There used to be a setting to turn off auto-accept (e.g. “Auto commit on accept” / “Should Auto Accept Diffs”). Now it’s gone or ignored: with cursor.composer.shouldAutoAcceptDiffs: false in settings.json, Cursor still auto-accepts all pending Composer changes when I do a git commit. There’s no way in settings to disable this. Please bring back a way to turn off auto-accept on commit.
Steps to Reproduce
After version 2.35.x the “Auto Accept on commit” setting was removed and can’t be turned off
Expected Behavior
With “Auto Accept on commit” disabled (or cursor.composer.shouldAutoAcceptDiffs set to false), doing a git commit should not accept pending Composer changes. The user should be able to commit without Cursor auto-accepting diffs; accepting changes should stay manual.
Hey, this is a known issue. The shouldAutoAcceptDiffs setting was removed in a recent update, and right now you can’t turn off the auto-accept behavior when committing.

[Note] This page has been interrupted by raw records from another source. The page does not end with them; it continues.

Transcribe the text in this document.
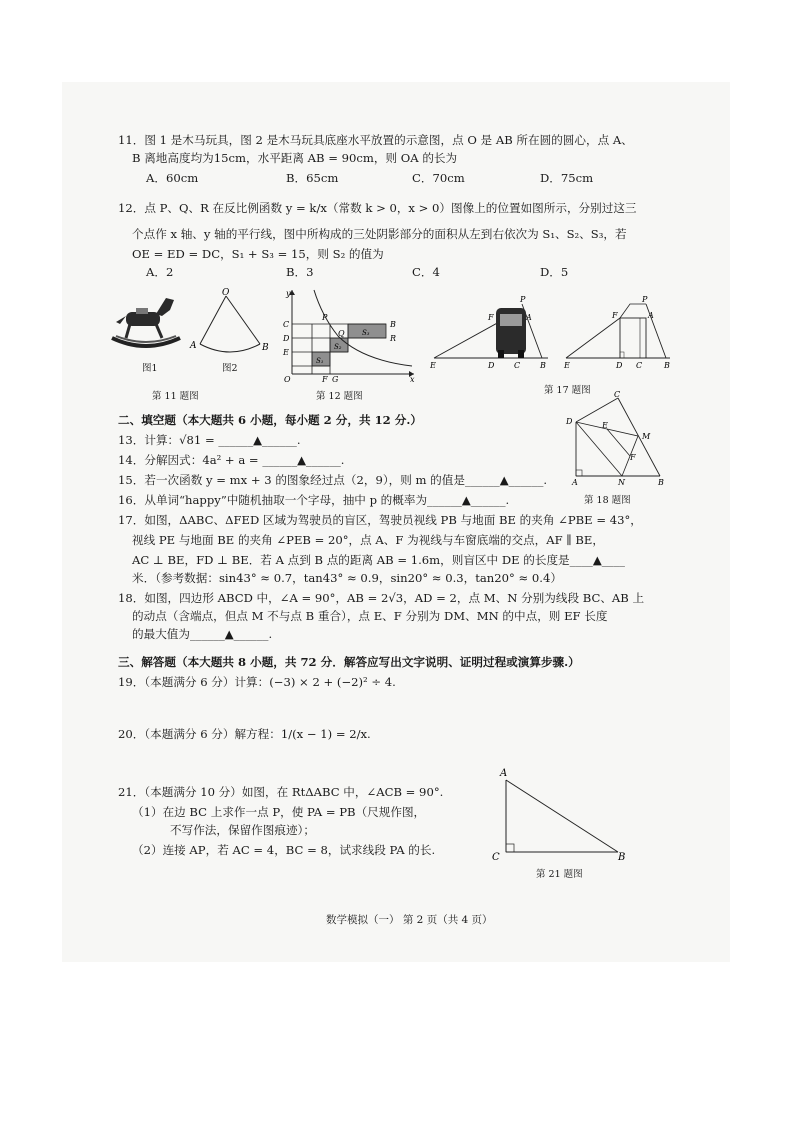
11．图 1 是木马玩具，图 2 是木马玩具底座水平放置的示意图，点 O 是 AB 所在圆的圆心，点 A、
B 离地高度均为15cm，水平距离 AB = 90cm，则 OA 的长为
A．60cm	B．65cm	C．70cm	D．75cm
12．点 P、Q、R 在反比例函数 y = k/x（常数 k > 0，x > 0）图像上的位置如图所示，分别过这三
个点作 x 轴、y 轴的平行线，图中所构成的三处阴影部分的面积从左到右依次为 S₁、S₂、S₃，若
OE = ED = DC，S₁ + S₃ = 15，则 S₂ 的值为
A．2	B．3	C．4	D．5
图1
O
A	B
图2
第 11 题图
y
x
C
D
E
O
P
Q S₃
S₂
S₁
B
R
F G
第 12 题图
E	D C B
F	A
P
E	D C	B
F	A
P
第 17 题图
二、填空题（本大题共 6 小题，每小题 2 分，共 12 分.）
13．计算：√81 = ______▲______.
14．分解因式：4a² + a = ______▲______.
15．若一次函数 y = mx + 3 的图象经过点（2，9），则 m 的值是______▲______.
16．从单词“happy”中随机抽取一个字母，抽中 p 的概率为______▲______.
C
D	E
M
F
A	N	B
第 18 题图
17．如图，ΔABC、ΔFED 区域为驾驶员的盲区，驾驶员视线 PB 与地面 BE 的夹角 ∠PBE = 43°，
视线 PE 与地面 BE 的夹角 ∠PEB = 20°，点 A、F 为视线与车窗底端的交点，AF ∥ BE，
AC ⊥ BE，FD ⊥ BE．若 A 点到 B 点的距离 AB = 1.6m，则盲区中 DE 的长度是____▲____
米．（参考数据：sin43° ≈ 0.7，tan43° ≈ 0.9，sin20° ≈ 0.3，tan20° ≈ 0.4）
18．如图，四边形 ABCD 中，∠A = 90°，AB = 2√3，AD = 2，点 M、N 分别为线段 BC、AB 上
的动点（含端点，但点 M 不与点 B 重合），点 E、F 分别为 DM、MN 的中点，则 EF 长度
的最大值为______▲______.
三、解答题（本大题共 8 小题，共 72 分．解答应写出文字说明、证明过程或演算步骤.）
19．（本题满分 6 分）计算：(−3) × 2 + (−2)² ÷ 4.
20．（本题满分 6 分）解方程：1/(x − 1) = 2/x.
21．（本题满分 10 分）如图，在 RtΔABC 中，∠ACB = 90°.
（1）在边 BC 上求作一点 P，使 PA = PB（尺规作图，
不写作法，保留作图痕迹）；
（2）连接 AP，若 AC = 4，BC = 8，试求线段 PA 的长.
A
C	B
第 21 题图
数学模拟（一） 第 2 页（共 4 页）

There’s a big thread about the same problem where other users are running into it too: Cursor Keeps Auto-Accepting Its Own Changes. I’ve passed this along to the team. There’s no ETA yet, but your report helps us prioritize it.
As a workaround for now, you can use the Review panel in the sidebar to check changes before committing, or run git diff to see exactly what got accepted.
Thanks for the link. That thread is about auto-accept while the agent is editing. My case is different: when I do a git commit, Cursor auto-accepts all pending changes . The “Auto Accept on commit” setting used to let me turn this off; now it’s gone and there’s no way to disable it.
Sorry for the confusion. That thread is actually about a different issue, auto-accept while the agent is running. In your case, when you run git commit, all pending diffs get auto-accepted automatically.
The shouldAutoAcceptDiffs setting was intentionally removed in a recent update. Auto-accept during commit now happens unconditionally. I’ve shared your specific case with the team, adding an option to disable auto-accept on commit.
For now, the workaround is to review changes with git diff --cached before committing, so you can double-check everything looks good. Not ideal, but it gives you control.
+1 report for this issue. I would like to have an ability to ONLY accept changes when explicitly accepted by me. I used this toggle until recently, but now I can’t anymore. Auto-accepting on commit breaks my workflow.